The Lightkeeper's Wife - By Karen Viggers Page 0,24

‘How you going, girl?’

She tries to scramble onto my lap and I indulge her in a crowded hug for a moment before pushing her back down to the floor. She’s all doggie smiles and wiggly body. I wish humans could show their pleasure as transparently as dogs. We’re all so self-contained.

‘We’ve got work to do,’ I remind her. ‘Then we can go for a walk after dinner.’

Walk and dinner, two words that she knows. She pants happily up at me from the floor on the passenger side.

On the drive back to the garage, the flyer slips from the dashboard onto Jess’s head and then to the floor. I scoop it up and put it on the seat. I wonder what this Emma Sutton is like. The young female scientists are generally the most temporary of all the staff. They have a few seasons in them before their lives are screwed up by a series of ice-based relationships that usually fail to survive back in the real world. Then they leave for other pursuits and to sort out their lives.

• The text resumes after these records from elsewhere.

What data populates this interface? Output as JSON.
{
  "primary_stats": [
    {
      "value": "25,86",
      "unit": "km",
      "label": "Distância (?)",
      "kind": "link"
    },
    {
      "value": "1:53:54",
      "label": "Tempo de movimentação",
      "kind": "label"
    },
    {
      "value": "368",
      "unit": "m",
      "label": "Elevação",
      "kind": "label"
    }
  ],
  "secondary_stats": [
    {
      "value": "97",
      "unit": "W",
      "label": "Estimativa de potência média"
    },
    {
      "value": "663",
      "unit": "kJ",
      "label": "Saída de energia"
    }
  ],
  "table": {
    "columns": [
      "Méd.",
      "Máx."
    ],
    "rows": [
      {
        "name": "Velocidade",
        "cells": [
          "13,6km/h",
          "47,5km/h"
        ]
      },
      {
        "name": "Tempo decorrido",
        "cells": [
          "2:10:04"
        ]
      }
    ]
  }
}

But it’s not always as simple as that. I only had one season south and I’m still not sorted out. Bazza thinks I should be over it. But I’m not. It’ll haunt me all my life.

6

There’s something about Antarctica that locks you in for life. Maybe it’s the landscape; so wild and bare and sparse. Or maybe it’s seeing so much white. Or the relationships, all so intense. Whatever it is, somehow, in all that vast space and luminous light, you become transformed. You discover a new self. An ability to melt into distance. An uplifting sensation of freedom. At the same time, eternal yearning is born. You want to return. To reunite with the self you uncovered down there, a self unchecked by normal boundaries. When you go back to your old world, along with the other injuries Antarctica has inflicted, raw longing rules you. Your soul is in bondage. The healing takes years.

As my wife pointed out later, Antarctica is not something you can share with people who haven’t been there. You can’t show them how light shimmers over ice or glints from the angled faces of icebergs. When you talk about Antarctica after you return, you see the reflection of your craziness in people’s faces. It’s like grieving a death; those whose lives haven’t been touched can’t understand. So your isolation thickens. You wonder how you can feel more alone in a city of sixty thousand than in a field hut twenty kilometres from base.

For just over a year, Antarctica was my reality. I went, and I came back. My old life tried to reimpose itself, but parts of the puzzle were missing. They were lost in light and space. Captured by wind. Trapped in a blizzard. That’s the cost.

Antarctica keeps part of you forever. You can never bring your whole self back again.

My wife Debbie found the ad on the Antarctic Division website for a diesel mechanic to overwinter at Davis Station; which would mean two summers and a winter away from home. We’d been married a year and bought a house. It was nothing fancy, and the mortgage wasn’t huge, but neither of us had impressive incomes, so the loan was a financial constraint. I wasn’t much of a spender, but Debbie was into clothes and shoes and manicures.

The Antarctic salary was three times my wage. Debbie decided we needed this job to set us up. We’d pay a decent sum off the mortgage and that’d relieve the strain. It’d be easy. I could go south and work on engines and look at birds—my two great passions, she pointed out—while she’d stay home and organise a few renovations to the house. I’d be away fifteen months, and sure, that was a long time and she’d miss me, but she was confident it’d work out beautifully in the end.

Ten years ago, in October, I left for Antarctica on the great orange ship the Aurora Australis, her horn blaring as she inched away from the wharf. On the helideck, I clung to the end of a streamer while down on the wharf Debbie held the other end. The ship slid through the inky waters, engines thrumming, until the streamer stretched to breaking point and gave out with a flick. It was hard to look back with the ship pointed south. One hundred metres from the docks and distance was already asserting itself.